La situación de la pandemia del Coronavirus en Francia obliga a París a amanecer en alerta máxima al haber sobrepasado todos los indicadores que marca el Gobierno. En Francia los requisitos para declarar la alerta máxima son: superar la tasa de incidencia de 250 casos por cada 100.000 habitantes en la población en general o los 100 casos entre las personas mayores, tener ocupadas el 30% de las camas UCIS por pacientes de Coronavirus.

París y parte de su periferia sobrepasó esos límite el pasado jueves, con 263 y 105 casos respectivamente y una tasa de ocupación que ronda el 35% en las UCIS. El sector de la hostelería negocia un protocolo reforzado. Los restaurantes van a poder seguir abiertos aunque con más restricciones frente al Coronavirus, los bares en cambio sí deben cerrar.

El sábado Francia marca un triste récord de 17.000 nuevos contagios, el país galo notificó el último día 12.565 positivos de Covid-19. Y 32 muertes más con los que los fallecidos ascienden a 32.230.

Anuncio del Gobierno

El ministro de Sanidad de Francia, Olivier Veran, afirmaba recientemente que la capital, París, podría ser declarada «zona de alerta máxima». Todo a partir del lunes, ante el repunte de los contagios por coronavirus en la ciudad y el resto del país.

Sanidad Pública de Francia confirmaba durante la jornada 13.970 casos, lo que sitúa el total en 577.505, y 63 fallecidos. De esta manera, el país supera el umbral de los 32.000 muertos y se sitúa en 32.019 fallecidos desde el inicio de la pandemia.

Asimismo, ha señalado que durante los últimos siete días eran hospitalizadas 3.998 personas a causa de la Covid-19, la enfermedad causada por el nuevo Coronavirus, de los cuales 844 se encuentran en servicios de reanimación.

Por otra parte, ha dicho que la tasa de positividad de las pruebas es del 7,6 por ciento, mientras que 66 departamentos se encuentran en situación de vulnerabilidad elevada». Las autoridades investigan 1.234 brotes, con otros 78 más durante el último día.

Ante esta situación, Veran afirmaba que París podría pasar a ser «zona de alerta máxima» a partir del 5 de octubre, dependiendo de la tasa de incidencia, la tasa en mayores de 65 años y la ocupación de camas en unidades de reanimación.

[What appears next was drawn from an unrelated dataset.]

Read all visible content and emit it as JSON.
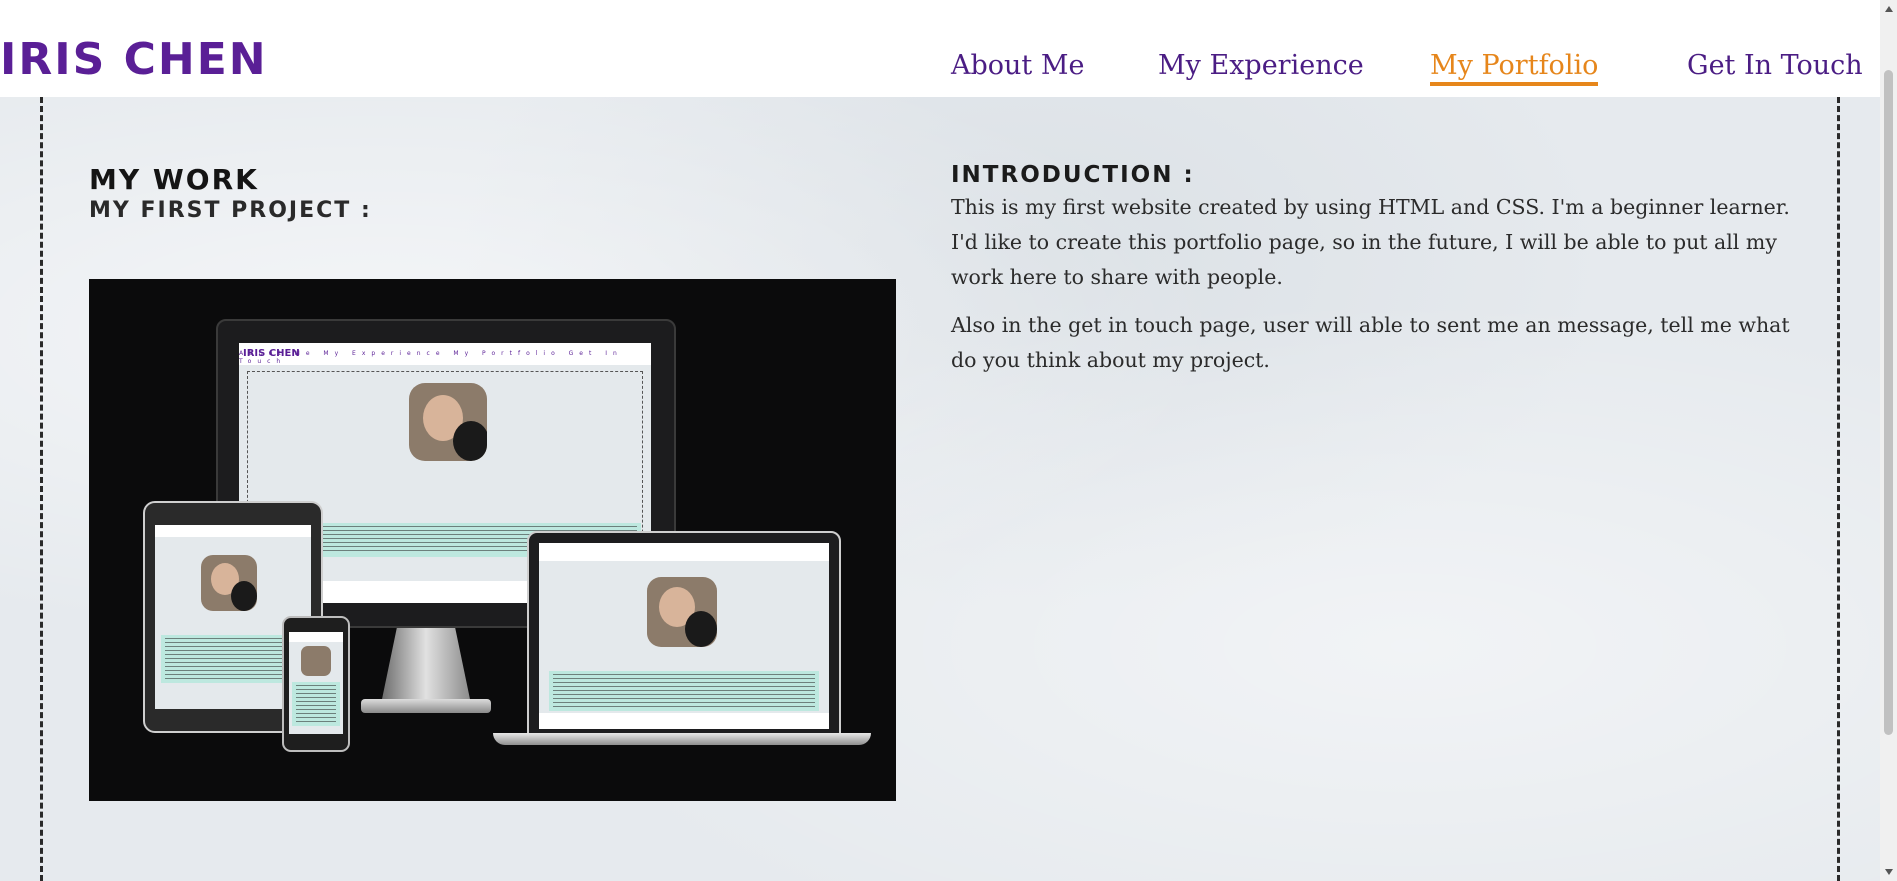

«Hacen falta dos, tres o cuatro días para verificar que París se inscribe en esta dinámica«, ha manifestado Veran. Explicaba que estas barreras «fueron superadas desde hacía mucho» en Marsella, lo que implicó un endurecimiento de las restricciones.

Asimismo, ha destacado que la evolución de la situación en Grenoble, Lille, Lyon, Saint-Etienne y Toulouse es «muy preocupante». Todo por la degradación de las tasas de incidencia, pero también por la presión sobre los servicios de reanimación», según ha informado el diario francés ‘Le Figaro’.

Efectos suficientes

Veran ha hecho hincapié en que «si las medidas no producen efectos suficientes sobre la situación epidemiológica», también estas ciudades podrían ser declaradas en «alerta máxima», sin dar una fecha para ello. «En las grandes metrópolis el virus evoluciona muy rápido», ha lamentado.

«Afecta a todas las categorías de población, especialmente a poblaciones vulnerables y personas mayores. Las consecuencias sanitarias son, en todos los términos, visibles. Los hospitales están cargados con trabajadores sanitarios cansados, pero que lo hacen todo para salvar el máximo de vida. Y que esperan que nosotros tomemos medidas y que los franceses las respeten», ha argumentado.

Sin embargo, el ministro de Sanidad francés destacaba que «en primavera, diez enfermos contagiaban a 30 personas. Mientras que a día de hoy «diez enfermos contagian a trece a lo largo de una semana». «Es netamente mejor, pero el virus circula», ha alertado, antes de apuntar a una «mejora médica» en Burdeos, Marsella y Niza.